With 245 feature films showing this year, it’s impossible to see everything at the bustling Toronto International Film Festival. But after a week of filmgoing and industry buzz, some themes and potential Oscar races have taken shape.
The big crowd-pleasers at TIFF were wildly diverse in tone and subject. “A Beautiful Day in the Neighborhood,” starring Tom Hanks as Fred Rogers, charmed just about everyone. Eddie Murphy’s comic comeback, “Dolemite is My Name,” sees him playing ’70s cult-film star Rudy Ray Moore to riotous effect. Don’t be surprised to see both in the Best Actor nomination category.
Renée Zellweger’s “Judy,” a portrayal of the fading film and music legend Judy Garland, earned her a sustained standing ovation on premiere night and lots of talk about a Best Actress nod. Less sure is “Harriet,” whose lead actress Cynthia Erivo is a flawless performer leading an otherwise somewhat lackluster biopic about Harriet Tubman. Likewise, Kristen Stewart, who played 1960s film icon Jean Seberg in a fascinating story about the actress’s persecution by the FBI over her support of the Black Panthers, is great in it, but the biopic doesn’t quite rise to meet her. Still, Erivo and Stewart could both land Best Actress nominations. Scarlett Johansson seems more of a sure thing for Noah Baumbach’s “Marriage Story.” And Beanie Feldstein (“Booksmart”) may be a contender as a scrappy Brit teen in “How To Build a Girl.”

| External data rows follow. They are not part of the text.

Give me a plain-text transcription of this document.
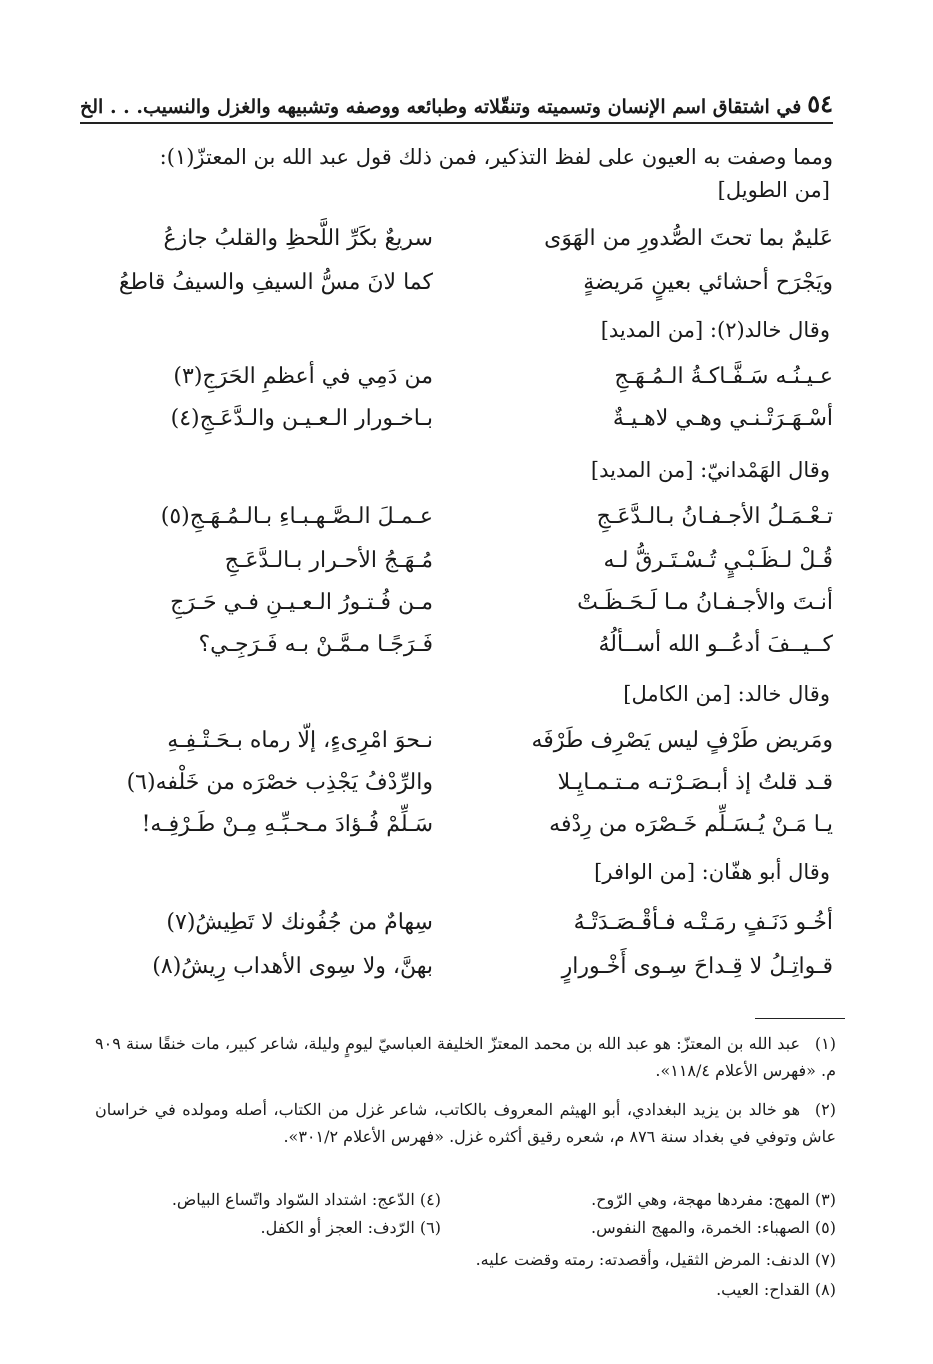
٥٤
في اشتقاق اسم الإنسان وتسميته وتنقّلاته وطبائعه ووصفه وتشبيهه والغزل والنسيب. . . الخ
ومما وصفت به العيون على لفظ التذكير، فمن ذلك قول عبد الله بن المعتزّ(١):
[من الطويل]
عَليمٌ بما تحتَ الصُّدورِ من الهَوَى
سريعٌ بكَرِّ اللَّحظِ والقلبُ جازعُ
ويَجْرَح أحشائي بعينٍ مَريضةٍ
كما لانَ مسُّ السيفِ والسيفُ قاطعُ
وقال خالد(٢): [من المديد]
عـيـنُـه سَـفَّـاكـةُ الـمُـهَـجِ
من دَمِي في أعظمِ الحَرَجِ(٣)
أسْـهَـرَتْـنـي وهـي لاهـيـةٌ
بـاخـورار الـعـيـن والـدَّعَـجِ(٤)
وقال الهَمْدانيّ: [من المديد]
تـعْـمَـلُ الأجـفـانُ بـالـدَّعَـجِ
عـمـلَ الـصَّـهـبـاءِ بـالـمُـهَـجِ(٥)
قُـلْ لـظَـبْـيٍ تُـسْـتَـرقُّ لـه
مُـهَـجُ الأحـرار بـالـدَّعَـجِ
أنـتَ والأجـفـانُ مـا لَـحَـظَـتْ
مـن فُـتـورُ الـعـيـنِ فـي حَـرَجِ
كــيــفَ أدعُــو الله أســألُهُ
فَـرَجًـا مـمَّـنْ بـه فَـرَجِـي؟
وقال خالد: [من الكامل]
ومَريض طَرْفٍ ليس يَصْرِف طَرْفَه
نـحوَ امْرِىءٍ، إلّا رماه بـحَـتْـفِـهِ
قـد قلتُ إذ أبـصَـرْتـه مـتـمـايِـلا
والرِّدْفُ يَجْذِب خصْرَه من خَلْفه(٦)
يـا مَـنْ يُـسَـلِّم خَـصْرَه من رِدْفه
سَـلِّمْ فُـؤادَ مـحـبِّـهِ مِـنْ طَـرْفِـه!
وقال أبو هفّان: [من الوافر]
أخُـو دَنَـفٍ رمَـتْـه فـأقْـصَـدَتْـهُ
سِهامٌ من جُفُونك لا تَطِيشُ(٧)
قـواتِـلُ لا قِـداحَ سِـوى أَخْـورارٍ
بهنَّ، ولا سِوى الأهداب رِيشُ(٨)
(١)عبد الله بن المعتزّ: هو عبد الله بن محمد المعتزّ الخليفة العباسيّ ليومٍ وليلة، شاعر كبير، مات خنقًا سنة ٩٠٩ م. «فهرس الأعلام ١١٨/٤».
(٢)هو خالد بن يزيد البغدادي، أبو الهيثم المعروف بالكاتب، شاعر غزل من الكتاب، أصله ومولده في خراسان عاش وتوفي في بغداد سنة ٨٧٦ م، شعره رقيق أكثره غزل. «فهرس الأعلام ٣٠١/٢».
(٣) المهج: مفردها مهجة، وهي الرّوح.
(٤) الدّعج: اشتداد السّواد واتّساع البياض.
(٥) الصهباء: الخمرة، والمهج النفوس.
(٦) الرّدف: العجز أو الكفل.
(٧) الدنف: المرض الثقيل، وأقصدته: رمته وقضت عليه.
(٨) القداح: العيب.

If the festival gave an award to most polarizing, it would doubtless go to “Joker.” The film already won top honors at the Venice Film Festival and sweeping praise for Joaquin Phoenix’s lead performance as the deeply disturbed, Joker-in-the-making Arthur Fleck, but some have balked at the film’s seeming embrace of a man descending into murderous madness.
The biggest disappointments at the TIFF? For me, it was “Hustlers,” the true story of a stripper heist starring Jennifer Lopez and Constance Wu that fizzled where it should have sizzled. But that film certainly had its fans, even if I wasn’t among them. More universally panned was “The Goldfinch,” the Nicole Kidman and Ansel Elgort-starring adaptation of Donna Tartt’s Pulitzer Prize-winning novel. Although it had prestige picture written all over it, the 2.5-hour drama bored viewers silly.
Reception for Taika Waititi’s “Jojo Rabbit” was more evenly mixed, although the “Thor: Ragnarok” director’s bizarre satire revolving around a boy in the Hitler youth and his doofy, imaginary friend Adolf Hitler (played by Waititi himself) didn’t totally land with some audiences. Still, it’s one of the most audacious films this year, although not the most: That honor goes to “The Lighthouse,” a black-and-white head-scratcher from director Robert Eggers (“The Witch”) featuring Robert Pattinson and Willem Dafoe as two lighthouse keepers going slowly crazy. And for good old-fashioned B-movie hysterics, there was “Color Out of Space,” an adaptation of an H.P. Lovecraft sci-fi horror story starring Nicolas Cage as the patriarch of a family whose farm is infected with a mysterious pink glow after being hit by a meteor.
Movies I’m saddest to have missed: Céline Sciamma’s “Portrait of a Lady on Fire,” a sumptuous, French 18th-century drama; “Honey Boy,” the story of Shia LaBeouf’s abusive childhood, which he wrote and stars in as his own father; and “Parasite,” Bong Joon-Ho’s chilling tale of class conflict that already won top honors at the Cannes Film Festival.